Gov. Phil Murphy is “cautiously optimistic” as the deadline for the 2020 budget looms. He held a roundtable discussion Wednesday at the Albio Sires Elementary School in West New York to promote his budget.
The big question, of course, is the millionaire’s tax. The governor is once again pushing for the tax, which was a sticking point in last year’s stalled negotiations.
The governor wouldn’t say if it’s a real line in the sand or not, other than that he needs a stable, reliable source of revenue for the middle class. He says if he gets the millionaire’s tax, he’ll put $250 million toward direct property tax relief.
“We can’t keep stumbling every year from June 30 to July 1. The legislators have lived this more than I have, but the whole notion of all nighters, trying to find the band aids and then waking up the first day of the next fiscal year and realizing it’s only a matter of time before you’re doing it again. And a millionaire’s tax goes a long way,” Murphy said.

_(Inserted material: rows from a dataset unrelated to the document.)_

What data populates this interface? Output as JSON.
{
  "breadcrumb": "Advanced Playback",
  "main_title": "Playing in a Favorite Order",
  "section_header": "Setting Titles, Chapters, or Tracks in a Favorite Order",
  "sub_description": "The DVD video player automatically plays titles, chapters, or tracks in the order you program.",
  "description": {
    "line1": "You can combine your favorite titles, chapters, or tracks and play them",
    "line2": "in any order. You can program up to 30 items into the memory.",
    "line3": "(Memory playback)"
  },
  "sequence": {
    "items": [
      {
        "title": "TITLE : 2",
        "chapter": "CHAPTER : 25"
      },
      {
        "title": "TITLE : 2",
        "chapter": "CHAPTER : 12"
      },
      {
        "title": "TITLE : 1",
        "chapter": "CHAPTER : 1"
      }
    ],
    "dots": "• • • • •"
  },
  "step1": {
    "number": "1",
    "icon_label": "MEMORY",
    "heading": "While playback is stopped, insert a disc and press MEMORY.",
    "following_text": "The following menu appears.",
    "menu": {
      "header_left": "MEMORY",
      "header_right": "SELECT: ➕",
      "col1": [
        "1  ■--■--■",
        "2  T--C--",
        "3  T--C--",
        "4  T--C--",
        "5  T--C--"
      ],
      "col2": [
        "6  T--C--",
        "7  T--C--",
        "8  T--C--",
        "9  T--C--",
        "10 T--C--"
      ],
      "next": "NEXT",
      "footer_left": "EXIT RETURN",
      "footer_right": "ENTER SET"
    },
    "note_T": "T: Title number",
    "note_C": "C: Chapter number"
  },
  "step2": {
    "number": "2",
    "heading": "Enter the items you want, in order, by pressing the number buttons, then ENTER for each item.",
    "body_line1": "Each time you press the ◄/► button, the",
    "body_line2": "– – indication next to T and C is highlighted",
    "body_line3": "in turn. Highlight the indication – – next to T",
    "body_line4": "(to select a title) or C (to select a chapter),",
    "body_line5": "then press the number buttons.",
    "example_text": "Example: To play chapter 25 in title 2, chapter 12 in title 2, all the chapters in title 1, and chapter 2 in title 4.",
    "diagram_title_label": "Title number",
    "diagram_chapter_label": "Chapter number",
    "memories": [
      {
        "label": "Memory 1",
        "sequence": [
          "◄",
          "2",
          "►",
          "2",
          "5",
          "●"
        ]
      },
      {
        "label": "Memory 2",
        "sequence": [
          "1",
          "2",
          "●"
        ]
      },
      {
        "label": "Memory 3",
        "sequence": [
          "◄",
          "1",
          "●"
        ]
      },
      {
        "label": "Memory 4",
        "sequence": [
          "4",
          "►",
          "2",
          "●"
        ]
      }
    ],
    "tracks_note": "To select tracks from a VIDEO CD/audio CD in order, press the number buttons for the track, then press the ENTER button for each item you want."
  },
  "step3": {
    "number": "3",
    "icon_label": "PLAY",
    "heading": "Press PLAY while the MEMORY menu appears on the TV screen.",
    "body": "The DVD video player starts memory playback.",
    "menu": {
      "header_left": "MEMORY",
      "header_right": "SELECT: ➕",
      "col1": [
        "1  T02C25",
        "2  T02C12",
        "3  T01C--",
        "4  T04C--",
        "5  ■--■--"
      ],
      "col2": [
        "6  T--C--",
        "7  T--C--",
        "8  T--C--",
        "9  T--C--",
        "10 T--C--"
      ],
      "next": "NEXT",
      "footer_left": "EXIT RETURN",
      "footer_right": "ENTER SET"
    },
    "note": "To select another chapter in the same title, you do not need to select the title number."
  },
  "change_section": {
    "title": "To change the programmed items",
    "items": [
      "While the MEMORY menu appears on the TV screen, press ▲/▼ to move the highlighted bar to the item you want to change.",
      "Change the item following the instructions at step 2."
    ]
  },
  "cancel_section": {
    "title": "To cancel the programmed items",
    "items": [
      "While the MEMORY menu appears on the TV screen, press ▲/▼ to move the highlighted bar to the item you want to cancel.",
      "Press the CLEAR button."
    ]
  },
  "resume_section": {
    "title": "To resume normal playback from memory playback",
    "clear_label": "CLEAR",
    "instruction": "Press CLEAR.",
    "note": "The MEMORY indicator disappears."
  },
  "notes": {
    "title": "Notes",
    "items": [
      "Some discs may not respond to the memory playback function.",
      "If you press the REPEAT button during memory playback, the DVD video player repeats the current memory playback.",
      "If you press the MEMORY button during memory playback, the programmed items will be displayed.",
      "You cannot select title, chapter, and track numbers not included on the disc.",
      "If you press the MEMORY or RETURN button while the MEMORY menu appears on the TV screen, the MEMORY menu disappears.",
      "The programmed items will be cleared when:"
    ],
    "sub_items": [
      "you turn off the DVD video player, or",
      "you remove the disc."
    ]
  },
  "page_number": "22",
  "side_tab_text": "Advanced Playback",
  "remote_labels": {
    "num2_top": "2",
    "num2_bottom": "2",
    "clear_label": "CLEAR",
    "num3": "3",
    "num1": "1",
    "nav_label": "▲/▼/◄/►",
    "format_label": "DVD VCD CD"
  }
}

The governor was also asked about his conditional veto of a dark money bill that requires groups that give political donations to give greater transparency and closure.
The governor sent it back saying he wanted to expand it and make it stronger. Murphy’s been under fire because of his connection to a group called New Direction New Jersey, which gave advertising money to help promote his budget during last year’s budget negotiations.
“We conditionally vetoed that bill because A, I have an obligation to sign things that are constitutional. And notwithstanding, I think a strong and heart-filled passion on behalf of the sponsors to do the right thing, and I don’t question that at all. We couldn’t sign what we got,” Murphy said.
Reportedly, Senate President Steve Sweeney is calling for a veto override. It would be the first of its type and create an even greater rift among Democrats.
Assembly members will have an opportunity to do that this week. The Senate will have an opportunity the first week of June. We can only wait and see.